Speaker: Brendan Juba , Harvard University
Date: February 4 2011
Time: 1:00PM to 2:30PM
Location: 32-G631
Host: Nancy Lynch, MIT
Contact: Alex Cornejo, 6172531922, acornejo@csail.mit.edu
Relevant URL: http://groups.csail.mit.edu/tds/tds-seminars.html
Title: Universal Semantic Communication
The standard theories of communication, such as Shannon's theory, fundamentally rely on the assumption that all communicating parties have agreed in advance on a communications protocol. These days, such assumptions fail to hold in modern computer systems for a variety of reasons: sometimes the established "standards" are not faithfully followed, and sometimes the standards themselves need to change over time. As the number and diversity of communicating devices grows, it seems inevitable that such failures of communication will likewise grow more prevalent. It is therefore highly desirable to understand when and to what extent such problems of miscommunication can be addressed automatically by the computational devices themselves.

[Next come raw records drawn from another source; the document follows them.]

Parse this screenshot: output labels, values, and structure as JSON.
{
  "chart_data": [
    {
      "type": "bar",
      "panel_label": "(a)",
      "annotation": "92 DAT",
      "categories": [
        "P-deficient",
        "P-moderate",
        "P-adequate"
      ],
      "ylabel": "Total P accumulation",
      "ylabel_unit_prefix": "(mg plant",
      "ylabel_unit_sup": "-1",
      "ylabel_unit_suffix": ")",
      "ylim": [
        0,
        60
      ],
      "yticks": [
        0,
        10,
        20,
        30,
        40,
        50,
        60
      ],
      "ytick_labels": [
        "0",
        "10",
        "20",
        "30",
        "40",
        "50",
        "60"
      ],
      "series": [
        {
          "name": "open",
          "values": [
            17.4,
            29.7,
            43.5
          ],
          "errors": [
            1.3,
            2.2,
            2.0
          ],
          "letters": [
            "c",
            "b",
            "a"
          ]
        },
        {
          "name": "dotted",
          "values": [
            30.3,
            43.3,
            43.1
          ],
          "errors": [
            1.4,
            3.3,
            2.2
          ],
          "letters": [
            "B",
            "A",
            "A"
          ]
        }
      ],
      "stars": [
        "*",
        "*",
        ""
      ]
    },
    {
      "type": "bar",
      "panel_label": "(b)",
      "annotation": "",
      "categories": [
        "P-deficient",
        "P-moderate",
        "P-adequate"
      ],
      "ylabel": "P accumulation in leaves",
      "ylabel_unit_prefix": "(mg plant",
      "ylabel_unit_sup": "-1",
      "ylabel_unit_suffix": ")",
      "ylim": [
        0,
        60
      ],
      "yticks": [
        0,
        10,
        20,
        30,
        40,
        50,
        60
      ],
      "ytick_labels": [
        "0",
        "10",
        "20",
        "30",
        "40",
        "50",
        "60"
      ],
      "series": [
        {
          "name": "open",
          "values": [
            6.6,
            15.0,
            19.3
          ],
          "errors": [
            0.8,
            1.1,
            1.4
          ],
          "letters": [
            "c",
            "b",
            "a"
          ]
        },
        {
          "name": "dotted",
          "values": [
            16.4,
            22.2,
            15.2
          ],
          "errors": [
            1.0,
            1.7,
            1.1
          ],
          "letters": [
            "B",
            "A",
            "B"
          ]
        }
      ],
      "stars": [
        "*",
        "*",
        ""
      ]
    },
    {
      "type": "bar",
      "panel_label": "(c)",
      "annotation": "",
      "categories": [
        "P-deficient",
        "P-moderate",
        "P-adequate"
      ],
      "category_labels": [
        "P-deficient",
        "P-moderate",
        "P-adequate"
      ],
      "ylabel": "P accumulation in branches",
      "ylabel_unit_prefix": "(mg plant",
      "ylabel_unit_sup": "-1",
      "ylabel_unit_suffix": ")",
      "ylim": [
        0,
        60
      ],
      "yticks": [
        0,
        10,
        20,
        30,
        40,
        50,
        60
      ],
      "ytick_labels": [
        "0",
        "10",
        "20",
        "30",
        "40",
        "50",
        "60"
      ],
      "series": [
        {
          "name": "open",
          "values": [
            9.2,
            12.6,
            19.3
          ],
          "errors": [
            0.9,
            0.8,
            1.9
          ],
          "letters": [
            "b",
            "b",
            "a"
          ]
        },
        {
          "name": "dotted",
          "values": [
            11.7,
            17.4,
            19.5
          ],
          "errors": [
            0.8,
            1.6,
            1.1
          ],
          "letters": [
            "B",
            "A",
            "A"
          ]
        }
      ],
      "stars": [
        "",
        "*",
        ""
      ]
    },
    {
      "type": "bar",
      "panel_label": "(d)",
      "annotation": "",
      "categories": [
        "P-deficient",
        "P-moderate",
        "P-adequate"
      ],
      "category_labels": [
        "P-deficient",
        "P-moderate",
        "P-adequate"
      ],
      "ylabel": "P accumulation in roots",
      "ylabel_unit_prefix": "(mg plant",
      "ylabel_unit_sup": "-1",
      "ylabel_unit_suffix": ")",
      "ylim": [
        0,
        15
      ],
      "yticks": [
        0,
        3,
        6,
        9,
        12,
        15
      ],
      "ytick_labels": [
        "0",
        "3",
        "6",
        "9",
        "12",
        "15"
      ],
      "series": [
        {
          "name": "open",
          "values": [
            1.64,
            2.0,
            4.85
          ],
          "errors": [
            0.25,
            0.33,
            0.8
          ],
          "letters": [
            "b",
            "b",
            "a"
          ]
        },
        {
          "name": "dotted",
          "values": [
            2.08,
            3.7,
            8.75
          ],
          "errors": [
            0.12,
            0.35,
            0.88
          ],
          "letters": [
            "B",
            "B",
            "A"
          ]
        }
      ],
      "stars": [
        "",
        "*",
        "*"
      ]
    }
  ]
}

We will propose a theory of communication that allows us to capture these issues by explicitly introducing the "goals of communication" into our models. We will see that in many cases, successful goal-oriented communication is possible without any common background, and we will get a quantitative sense of the price of such flexibilty. Furthermore, we will see some explicit examples of such "universal protocols" for some concrete goals.